Sie rannten an ihren Schrank, nahmen die schwarze Hose heraus und die großen, fettigen Stiefel und den blanken Helm und den Tornister und zogen sich geschwind an. Das weiße Zeug und noch ein paar Strümpfe und die Mütze und ein dickes Butterbrot stopften sie sich in den Tornister, schnallten einen schwarzen Riemen um mit einem Säbel daran, nahmen das Gewehr von der Wand und gingen die Treppen hinunter auf den Hof. Ei, da war auch schon der General, mit einem Federbusch auf dem Helm, einem weißen Schnurrbart im Gesicht und einem breiten roten Streifen an der Hose.

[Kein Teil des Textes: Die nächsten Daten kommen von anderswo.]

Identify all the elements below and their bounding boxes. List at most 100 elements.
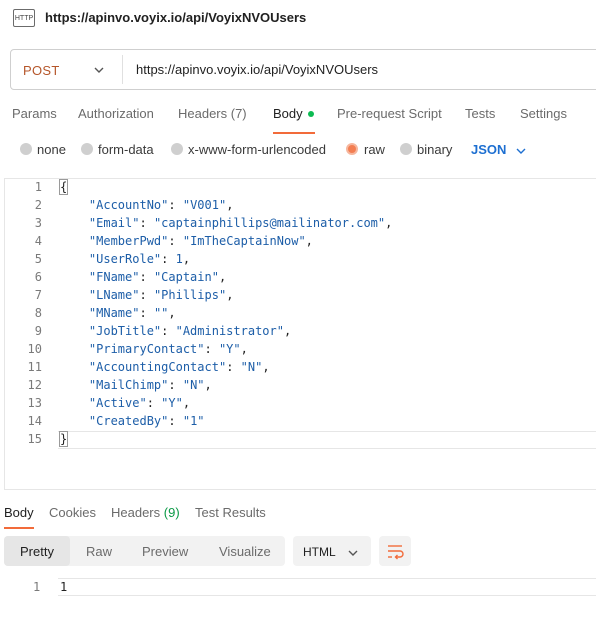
json-key: "FName": [88, 270, 140, 284]
json-value: "V001": [182, 198, 227, 212]
json-value: "Y": [218, 342, 241, 356]
code-line[interactable]: "AccountNo": "V001",: [60, 198, 234, 212]
response-tab-headers[interactable]: Headers (9): [111, 505, 180, 520]
code-line[interactable]: "UserRole": 1,: [60, 252, 190, 266]
line-number: 5: [34, 252, 42, 266]
code-line[interactable]: "FName": "Captain",: [60, 270, 226, 284]
json-key: "JobTitle": [88, 324, 162, 338]
wrap-lines-icon: [388, 545, 404, 560]
tab-body-label: Body: [273, 106, 303, 121]
tab-pre-request-script[interactable]: Pre-request Script: [337, 106, 442, 121]
json-key: "Active": [88, 396, 147, 410]
current-line-highlight: [58, 431, 596, 449]
tab-active-indicator: [273, 132, 315, 134]
json-key: "CreatedBy": [88, 414, 169, 428]
json-value: 1: [175, 252, 183, 266]
line-number: 7: [34, 288, 42, 302]
radio-label-none[interactable]: none: [37, 142, 66, 157]
code-line[interactable]: "Active": "Y",: [60, 396, 190, 410]
chevron-down-icon[interactable]: [515, 144, 527, 162]
http-icon: HTTP: [13, 9, 35, 27]
brace: }: [58, 431, 69, 447]
line-number: 3: [34, 216, 42, 230]
modified-dot-icon: [307, 110, 314, 117]
json-key: "LName": [88, 288, 140, 302]
view-preview[interactable]: Preview: [142, 544, 188, 559]
radio-label-form-data[interactable]: form-data: [98, 142, 154, 157]
line-number: 12: [27, 378, 42, 392]
json-value: "1": [182, 414, 205, 428]
json-value: "N": [240, 360, 263, 374]
response-tab-test-results[interactable]: Test Results: [195, 505, 266, 520]
tab-settings[interactable]: Settings: [520, 106, 567, 121]
json-value: "N": [182, 378, 205, 392]
json-value: "Phillips": [153, 288, 227, 302]
json-key: "Email": [88, 216, 140, 230]
response-format-label: HTML: [303, 545, 336, 559]
tab-authorization[interactable]: Authorization: [78, 106, 154, 121]
json-value: "": [153, 306, 169, 320]
tab-headers[interactable]: Headers (7): [178, 106, 247, 121]
chevron-down-icon[interactable]: [93, 63, 105, 81]
json-key: "AccountNo": [88, 198, 169, 212]
radio-x-www-form-urlencoded[interactable]: [171, 143, 183, 155]
line-number: 11: [27, 360, 42, 374]
code-line[interactable]: {: [58, 179, 69, 195]
code-line[interactable]: "CreatedBy": "1": [60, 414, 205, 428]
response-line-highlight: [58, 578, 596, 596]
brace: {: [58, 179, 69, 195]
tab-tests[interactable]: Tests: [465, 106, 495, 121]
radio-raw[interactable]: [346, 143, 358, 155]
json-key: "MName": [88, 306, 140, 320]
chevron-down-icon[interactable]: [347, 546, 359, 564]
response-tab-body[interactable]: Body: [4, 505, 34, 520]
line-number: 6: [34, 270, 42, 284]
json-key: "AccountingContact": [88, 360, 227, 374]
code-line[interactable]: }: [58, 431, 69, 447]
json-value: "ImTheCaptainNow": [182, 234, 306, 248]
response-tab-indicator: [4, 527, 34, 529]
line-number: 1: [34, 180, 42, 194]
radio-label-binary[interactable]: binary: [417, 142, 452, 157]
response-tab-cookies[interactable]: Cookies: [49, 505, 96, 520]
radio-none[interactable]: [20, 143, 32, 155]
view-visualize[interactable]: Visualize: [219, 544, 271, 559]
radio-binary[interactable]: [400, 143, 412, 155]
radio-form-data[interactable]: [81, 143, 93, 155]
response-line-number: 1: [33, 580, 41, 594]
url-input[interactable]: https://apinvo.voyix.io/api/VoyixNVOUser…: [136, 62, 378, 77]
headers-count: (9): [163, 505, 180, 520]
line-number: 14: [27, 414, 42, 428]
method-select[interactable]: POST: [23, 63, 60, 78]
code-line[interactable]: "MemberPwd": "ImTheCaptainNow",: [60, 234, 313, 248]
json-key: "MailChimp": [88, 378, 169, 392]
line-number: 15: [27, 432, 42, 446]
line-number: 10: [27, 342, 42, 356]
code-line[interactable]: "AccountingContact": "N",: [60, 360, 270, 374]
response-body-content[interactable]: 1: [60, 580, 67, 594]
code-line[interactable]: "PrimaryContact": "Y",: [60, 342, 248, 356]
json-value: "Administrator": [175, 324, 284, 338]
code-line[interactable]: "Email": "captainphillips@mailinator.com…: [60, 216, 392, 230]
code-line[interactable]: "MailChimp": "N",: [60, 378, 212, 392]
line-number: 2: [34, 198, 42, 212]
code-line[interactable]: "LName": "Phillips",: [60, 288, 234, 302]
code-line[interactable]: "MName": "",: [60, 306, 176, 320]
tab-body[interactable]: Body: [273, 106, 314, 121]
code-line[interactable]: "JobTitle": "Administrator",: [60, 324, 291, 338]
line-number: 9: [34, 324, 42, 338]
json-value: "Y": [161, 396, 183, 410]
response-tab-headers-label: Headers: [111, 505, 161, 520]
request-title[interactable]: https://apinvo.voyix.io/api/VoyixNVOUser…: [45, 10, 306, 25]
view-raw[interactable]: Raw: [86, 544, 112, 559]
line-number: 4: [34, 234, 42, 248]
line-number: 8: [34, 306, 42, 320]
body-format-select[interactable]: JSON: [471, 142, 506, 157]
wrap-lines-button[interactable]: [379, 536, 411, 566]
tab-params[interactable]: Params: [12, 106, 57, 121]
radio-label-x-www-form-urlencoded[interactable]: x-www-form-urlencoded: [188, 142, 326, 157]
json-value: "Captain": [153, 270, 219, 284]
view-pretty[interactable]: Pretty: [20, 544, 54, 559]
json-value: "captainphillips@mailinator.com": [153, 216, 386, 230]
radio-label-raw[interactable]: raw: [364, 142, 385, 157]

Stillgestanden! kommandierte er mit donnernder Stimme, als alle Soldaten angekommen waren, und da standen sie in langer, langer Reihe, ganz gerade, steif und still, und nicht ein Auge mehr klappte auf und zu. Jetzt geht´s in den Krieg, sagte er – und die Leute, die hinterm Staket standen und zuguckten, konnten jedes Wort verstehn – jetzt geht´s in den Krieg, und Kaiser Wilhelm will auch kommen und will zusehn. Dürfen wir weglaufen, wenn die Franzosen kommen? Nein, wir müssen drauflosgehn wie tapfere Helden. Wenn wir auch sterben! Aber Kaiser Wilhelm soll leben! Hurra! Und alle riefen hurra.

Dann spielte die Musik so frisch und fest, daß man´s schon nicht mehr aushalten konnte. Bataillon marsch! schrie der General, und da flogen die Beine in die Luft, und die Füße stampften auf den Sand, daß die Laternenscheiben zitterten. Links schwenkt, marsch! Und dann marschierte der lange Zug in die Stadt hinein, voran der General auf einem schlanken Pferd, dann die Musik und der Tambourmajor mit dem Stock mit Troddel und Goldknopf, dann die Fahne von Seide und mit dem Adler drauf, und dann die Soldaten. Ach wie prächtig das alles aussah, und die Jungens marschierten nebenan und flöteten mit, was die Musik spielte. Und doch! Die großen Leute winkten wohl mit den Taschentüchern, aber dann wischten sie sich die Augen aus und weinten.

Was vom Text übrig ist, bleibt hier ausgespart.